PORT ANGELES — During construction of the Tumwater Creek fish barrier project in 2025, a portion of U.S. Highway 101 will be closed to traffic, Clallam County commissioners were told.
Steve Roark, the DOT Olympic Region administrator, spoke with Clallam County commissioners Monday.
Construction is expected to be from June 2024 to fall 2025, but the closure of Highway 101 would be only from February 2025 to June 2025, he said.
“And we do have a detour agreement in place with the city,” he continued.
City of Port Angeles spokeswoman Jessica Strait wrote in a Thursday afternoon email that DOT has a detour agreement with the city to use First Street/Front Street/Marine Drive for the detour for up to nine months.
“Closing the road significantly reduces the length of the project to replace the Tumwater Creek culvert,” she wrote.

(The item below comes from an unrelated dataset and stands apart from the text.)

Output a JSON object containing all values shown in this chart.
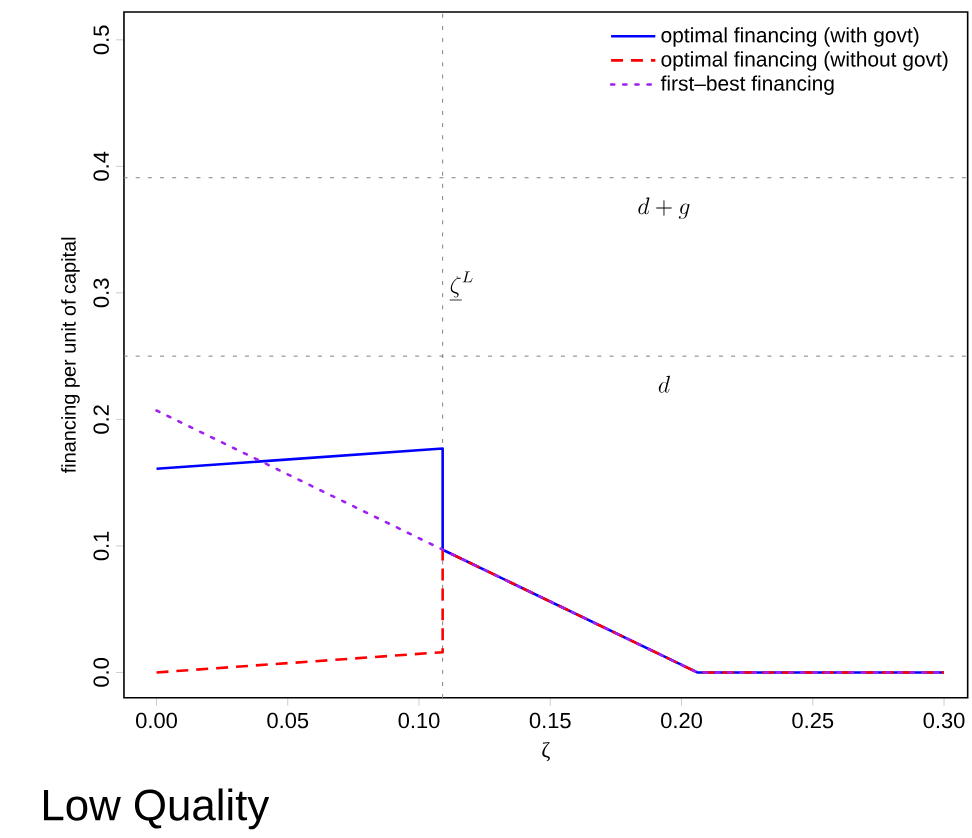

Roark told the commissioners: “The detour, I think we originally had set this up for a very long duration. But our design-builder thinks they can get this work done with the detour; they think they can get it done in 80 days,” adding that probably would occur from February 2025 to June 2025.
“Now that could change a little bit, but that’s a good starting place right now as a placeholder for when we think that detour will be in place,” Roark said.
“We’ve had several conversations with the community about these projects. This is a design-build project where we are just selecting the design-builder.
“We have proposals in. I can’t share all of the details yet, but I will be able to in the near future,” he said.
Lee, Ennis creeks
When the fish passage projects at Lee and Ennis creeks get underway in fall 2025, the state Department of Transportation’s plan is to reduce U.S. Highway 101 through the construction zones by one lane in each direction for only 20 days, hopefully fewer, he said.
“We are planning on doing those projects concurrently,” Roark said. “Right now, very tentatively, we think that 20-day period or less will occur in October of 2025. That’s subject to change.
“I’m dealing with very preliminary schedules at this point. And we all know construction schedules can shift. But with what we know today, that’s the time frame we are targeting,” he said.
Roark said that, after looking at the traffic modeling and the lack of good circulation to get around that, right now DOT personnel think they can get it down to about a 20-day period with one-lane reductions in each direction.
“We are still working with the contractor to see if we can drive that number down even further. It’s a lot less than we thought we would have to do. More to come on that,” he said.
DOT is required to replace culverts for fish runs. Twenty-one Northwest Washington tribes asked the U.S. District Court to find that the State of Washington has a treaty-based duty to preserve fish runs, according to the agency’s website.
The court ruled in the tribes’ favor, requiring the state to refrain from building or operating culverts under state-maintained roads that hinder fish passage.
From March 2013 to June 2023, DOT has corrected 114 injunction barrier culverts and improved access to 502 miles of blocked salmon and steelhead habitat within the injunction area, the website said.